CAG Report Summary on Aquisition of Helicopters for VVIPs

Background

  • The Comptroller and Auditor General (CAG) submitted a report on the acquisition of helicopters for Very Very Important Persons (VVIPs) on August 13, 2013.  The audit sought to examine the process of acquisition of VVIP helicopters and its compliance with the Defence Procurement Procedure (DPP), the prescribed procedure for procurement in the defence services. 
  • The Indian Air Force maintains a fleet of aircrafts and helicopters for providing air transportation to VVIPs.  In 1999, it proposed replacing its helicopters with more advanced versions, given their operational limitations.  In 2010, the Ministry of Defence concluded a contract with M/s AgustaWestland International Ltd., UK for the procurement of 12 helicopters (of the AW-101 model) at a total cost of Rs 3727 crore.  The audit examines compliance of this particular procurement with the DPP. 

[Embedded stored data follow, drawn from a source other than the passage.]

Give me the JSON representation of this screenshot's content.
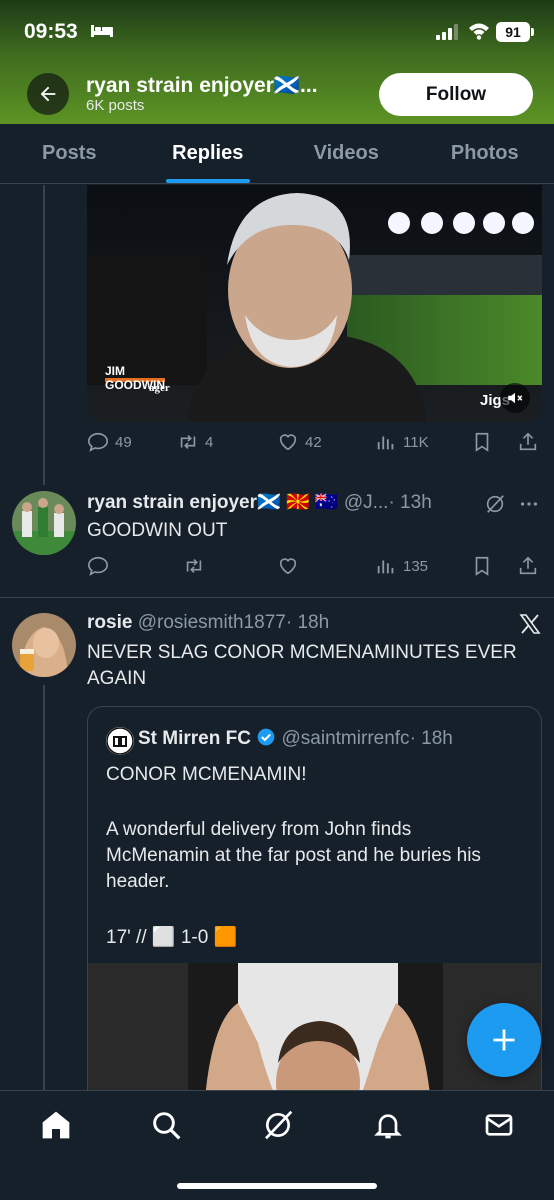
{
  "status_bar": {
    "time": "09:53",
    "battery": "91"
  },
  "header": {
    "profile_name": "ryan strain enjoyer🏴󠁧󠁢󠁳󠁣󠁴󠁿...",
    "post_count": "6K posts",
    "follow_label": "Follow"
  },
  "tabs": [
    {
      "label": "Posts"
    },
    {
      "label": "Replies",
      "active": true
    },
    {
      "label": "Videos"
    },
    {
      "label": "Photos"
    }
  ],
  "tweet1": {
    "video_caption_name": "JIM GOODWIN",
    "video_caption_role": "ager",
    "watermark": "Jigs",
    "replies": "49",
    "retweets": "4",
    "likes": "42",
    "views": "11K"
  },
  "tweet2": {
    "name": "ryan strain enjoyer🏴󠁧󠁢󠁳󠁣󠁴󠁿 🇲🇰 🇦🇺",
    "handle": "@J...",
    "time": "· 13h",
    "text": "GOODWIN OUT",
    "views": "135"
  },
  "tweet3": {
    "name": "rosie",
    "handle": "@rosiesmith1877",
    "time": "· 18h",
    "text": "NEVER SLAG CONOR MCMENAMINUTES EVER AGAIN",
    "quote": {
      "name": "St Mirren FC",
      "handle": "@saintmirrenfc",
      "time": "· 18h",
      "line1": "CONOR MCMENAMIN!",
      "line2": "A wonderful delivery from John finds McMenamin at the far post and he buries his header.",
      "line3": "17' // ⬜ 1-0 🟧"
    }
  },
  "colors": {
    "accent": "#1d9bf0",
    "background": "#15202b",
    "border": "#38444d",
    "muted": "#8b98a5"
  }
}
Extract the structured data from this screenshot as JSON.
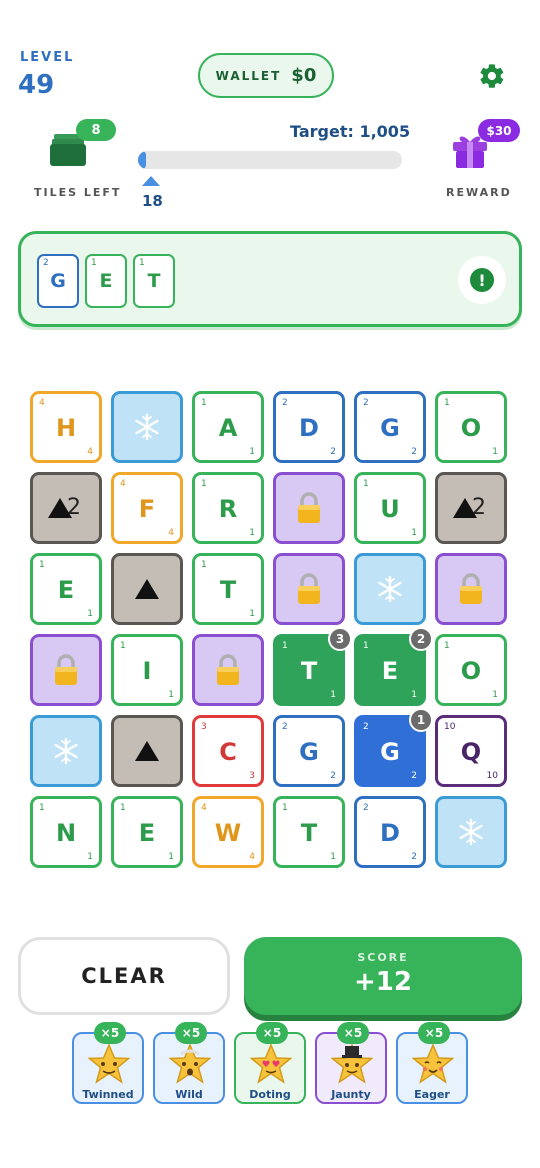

Key findings and recommendations

  • Key findings and recommendations of the CAG are detailed below:
  • The initial Request for Proposal (RFP) issued by the Ministry of Defence in 2002 mandated an altitude requirement of 6000 metres.  Only one helicopter, the EC 225 of Eurocopter met this requirement.  The EH-101 helicopter (later renamed AW-101) of AgustaWestland did not meet this requirement. 
  • However, the first RFP was cancelled due to the emergence of a single vendor situation.  In the revised RFP in 2006, the altitude requirement was reduced to 4500 metres, and a cabin height requirement of 1.8 metres was introduced, making the AW-101 eligible, and the EC 225 ineligible. 
  • The CAG report points out that the lowering of the altitude requirement was against the operational requirement of the procured helicopters, especially in many areas of the north and north east of India.  In addition, the single vendor situation remained even after lowering the altitude requirement, because of which the AW-101 of AgustaWestland was selected.
  • The revised Service Qualitative Requirements (SQRs) in 2006 made competition more restrictive instead of making the procurement procedures more broad based to increase competition.  The fresh RFP with revised SQRs was issued to only 6 vendors as opposed to 11 in 2002.
  • The Field Evaluation Trial (FET) of the AW-101 was conducted on representative helicopters and not the actual helicopter.  The AW-101 was still at the development stage at the time of the FET.
  • Although the 2006 RFP had laid down the necessity of carrying out the field evaluations in India, they were conducted abroad.
  • Given the low utilisation levels of the existing fleet of helicopters, the Ministry was not justified in procuring four additional helicopters for VVIPs. 
  • The IAF continued to face operational difficulties with existing helicopters as the acquisition of the new helicopters took more than 10 years.
  • The cost benchmarked by the Contract Negotiation Committee was much higher than the offered price, allowing no room for negotiation.
  • The DPP, 2006 makes an offset clause mandatory in all contracts above Rs 300 crore.   Certain offsets were allowed which were not compliant with the provisions of the DPP.
  • The CAG report concludes that the process of acquisition from framing of quality requirements to the conclusion of the contract differed from established procurement procedures.